Powell is een opvallend lange man, onopvallend gekleed in een zandkleurige broek en spijkerblouse, een outfit die, zoals hij later zal uitleggen, onderdeel is van zijn stadsvermomming. Hij bestelt een soep met matzeballen, zijn favoriete joodse comfortfood, en eet er nauwelijks van omdat hij veel en snel praat.

De stad is veranderd, Gus Powell heeft het door zijn lens heen zien gebeuren. ‘New York was Google voordat Google bestond. Van iedereen die je zocht bevond de toptien zich in New York. Je kon ze gewoon vinden in het telefoonboek. Inmiddels hebben projectontwikkelaars de binnenstad opgekocht, zoals dat in alle grote steden gebeurt, om dure appartementen en kantoren te bouwen. Er is steeds meer van hetzelfde te zien. Een groot deel van de levendigheid en de ruimte om te experimenteren is verdwenen.’

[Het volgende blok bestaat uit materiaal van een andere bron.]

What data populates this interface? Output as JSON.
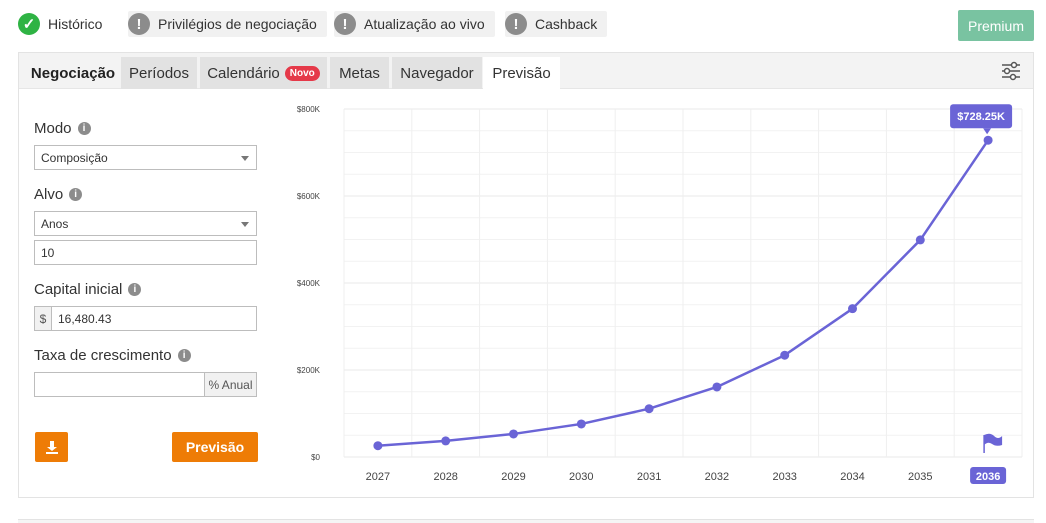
{
  "status_items": [
    {
      "label": "Histórico",
      "icon": "check-circle-icon",
      "state": "ok"
    },
    {
      "label": "Privilégios de negociação",
      "icon": "exclamation-circle-icon",
      "state": "warn"
    },
    {
      "label": "Atualização ao vivo",
      "icon": "exclamation-circle-icon",
      "state": "warn"
    },
    {
      "label": "Cashback",
      "icon": "exclamation-circle-icon",
      "state": "warn"
    }
  ],
  "premium_label": "Premium",
  "tabs": {
    "negociacao": "Negociação",
    "periodos": "Períodos",
    "calendario": "Calendário",
    "calendario_badge": "Novo",
    "metas": "Metas",
    "navegador": "Navegador",
    "previsao": "Previsão",
    "active": "Previsão"
  },
  "form": {
    "modo_label": "Modo",
    "modo_value": "Composição",
    "alvo_label": "Alvo",
    "alvo_value": "Anos",
    "alvo_years": "10",
    "capital_label": "Capital inicial",
    "capital_prefix": "$",
    "capital_value": "16,480.43",
    "taxa_label": "Taxa de crescimento",
    "taxa_value": "",
    "taxa_suffix": "% Anual",
    "forecast_button": "Previsão"
  },
  "colors": {
    "accent": "#ee7c06",
    "premium": "#79c3a1",
    "line": "#6a64d6",
    "ok": "#2fb344",
    "warn": "#8c8c8c",
    "badge": "#e53949"
  },
  "chart_data": {
    "type": "line",
    "x": [
      "2027",
      "2028",
      "2029",
      "2030",
      "2031",
      "2032",
      "2033",
      "2034",
      "2035",
      "2036"
    ],
    "values": [
      26000,
      37000,
      53000,
      76000,
      111000,
      161000,
      234000,
      341000,
      499000,
      728250
    ],
    "ylim": [
      0,
      800000
    ],
    "yticks": [
      0,
      200000,
      400000,
      600000,
      800000
    ],
    "ytick_labels": [
      "$0",
      "$200K",
      "$400K",
      "$600K",
      "$800K"
    ],
    "last_value_label": "$728.25K",
    "highlighted_x": "2036",
    "grid": true
  }
}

Ook de opkomst van megastores is niet meer uit het straatbeeld te wissen. Tien jaar geleden kon Powell geen hoek omslaan of er stond op de achtergrond een Duane Read store op de foto, en anders liep er wel iemand met een tasje van de drogist in zijn hand. De vijanden binnen zijn kader zijn veranderd, nu zijn het ketens als Zara en H&M. En de mobiele telefoon, waar bijna niet aan te ontkomen valt.

New York is veranderd van een nicotine-cultuur in een cellular-cultuur, merkte Jonathan Franzen ooit op. Waar het op foto’s van straatfotografen uit de twintigste eeuw zoals Garry Winogrand, Lee Friedlander en Diane Arbus speuren is naar een beeld waarop geen roker voorkomt, zijn de sigaretten op Powells foto’s bijna helemaal verdwenen. De wissel van sigaret naar telefoon heeft onze houding en gebaren veranderd, zegt Powell. De uitgeblazen rook, de naar de hemel opgerichte blik van rokers, het is een uitstervend beeld. Een telefoon aan het oor of een blik op het scherm, een naar binnen gekeerde houding, dat is het nieuwe plaatje. ‘Een stad vol zombies.’

Foto's: Reed Young

Geplette dingen

Als geboren en getogen New Yorker begon Gus Powell al op jonge leeftijd stukjes van de stad te verzamelen en mee te nemen naar huis. In zijn kamer stond een ladekast. De bovenste lade was voor zijn kleding, de middelste voor zijn petten en in de onderste la bewaarde hij zijn stadsvondsten.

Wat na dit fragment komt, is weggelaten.